MN–ITS Mailbox: Secure Communication and Document Retrieval

The MN–ITS mailbox is used for secure communication and document retrieval, including Remittance Advices. Providers can search and retrieve content within a rolling 30-day period. Providers must regularly manage their MN–ITS mailbox and adhere to state and federal record retention requirements.

Remittance Advice (RA): Understanding Payment Details

Remittance Advice (RA) provides detailed payment information for processed claims. MHCP uses the HIPAA-standard electronic RA (835_X12) transaction. RAs detail payments, adjustments, and reasons for any discrepancies between billed charges and payments. RAs are typically ordered alphabetically by member name but can be re-sequenced by request. Providers receive RAs as PDF files or X12 835 batch files in their MN–ITS mailbox. Software is needed to translate X12 835 files. Providers can manage their RA format and billing organization affiliations using the Electronic Remittance Advice Request form.

Taxes and 1099 Forms: Understanding Tax Obligations

MHCP does not withhold taxes from provider payments. IRS 1099 forms are issued annually for payments made. DHS issues 1099s for paper check payments, while Minnesota Management and Budget (MMB) issues them for electronic funds transfers (EFT).

MHCP Reimbursement is Payment in Full: Adhering to Payment Acceptance Rules

Providers must accept MHCP reimbursement as full payment for covered services. Balance billing members or seeking additional payments from other sources is prohibited, except for allowed cost-sharing like spenddowns, copays, family deductibles, or insurance payments made directly to the member.

Prompt Payment: Expecting Timely Claim Processing

MHCP is mandated to pay or deny clean claims within 30 days and complex claims within 90 days of receipt. Clean claims are primary MHCP claims without attachments. Complex claims include replacement claims, Medicare crossovers, third-party liability claims, claims with notes or attachments.
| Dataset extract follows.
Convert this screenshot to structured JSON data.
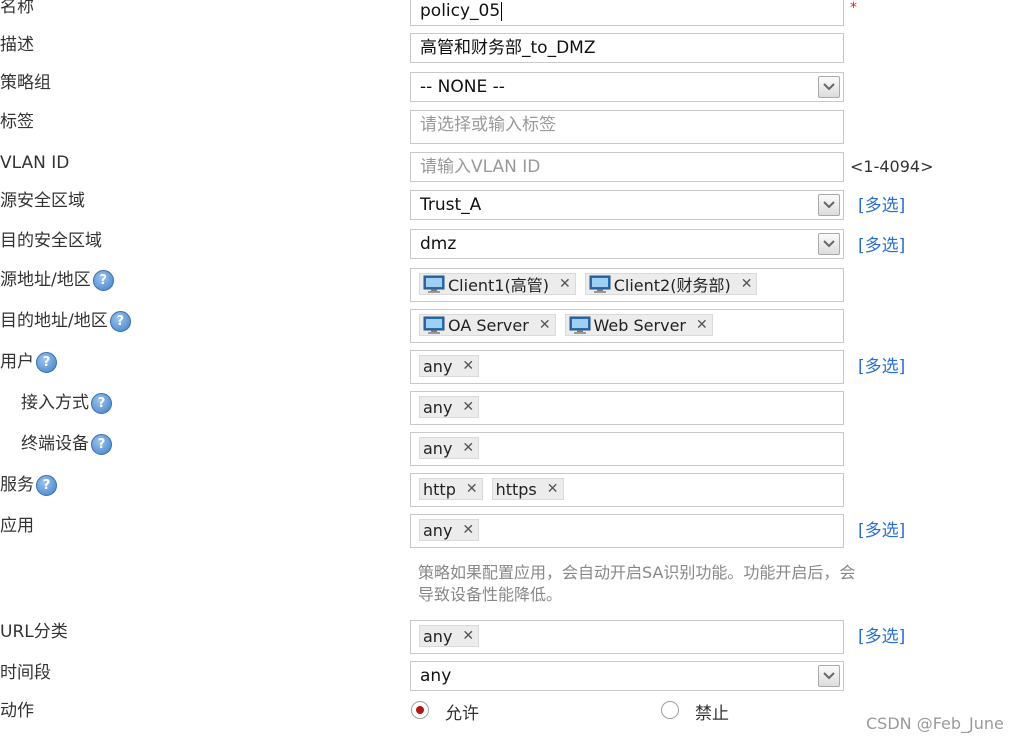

Additional Resources: Expanding Your Knowledge Base

For further information on billing policies and related topics, providers can refer to additional resources on:

  • Authorization
  • Fraud Prevention

Legal References: Statutory and Regulatory Basis

MHCP billing policies are grounded in various legal statutes and regulations, including:

By understanding and adhering to these comprehensive billing policies, Minnesota healthcare providers can ensure efficient operations, minimize claim rejections, and maintain compliance within the Minnesota Health Care Programs framework.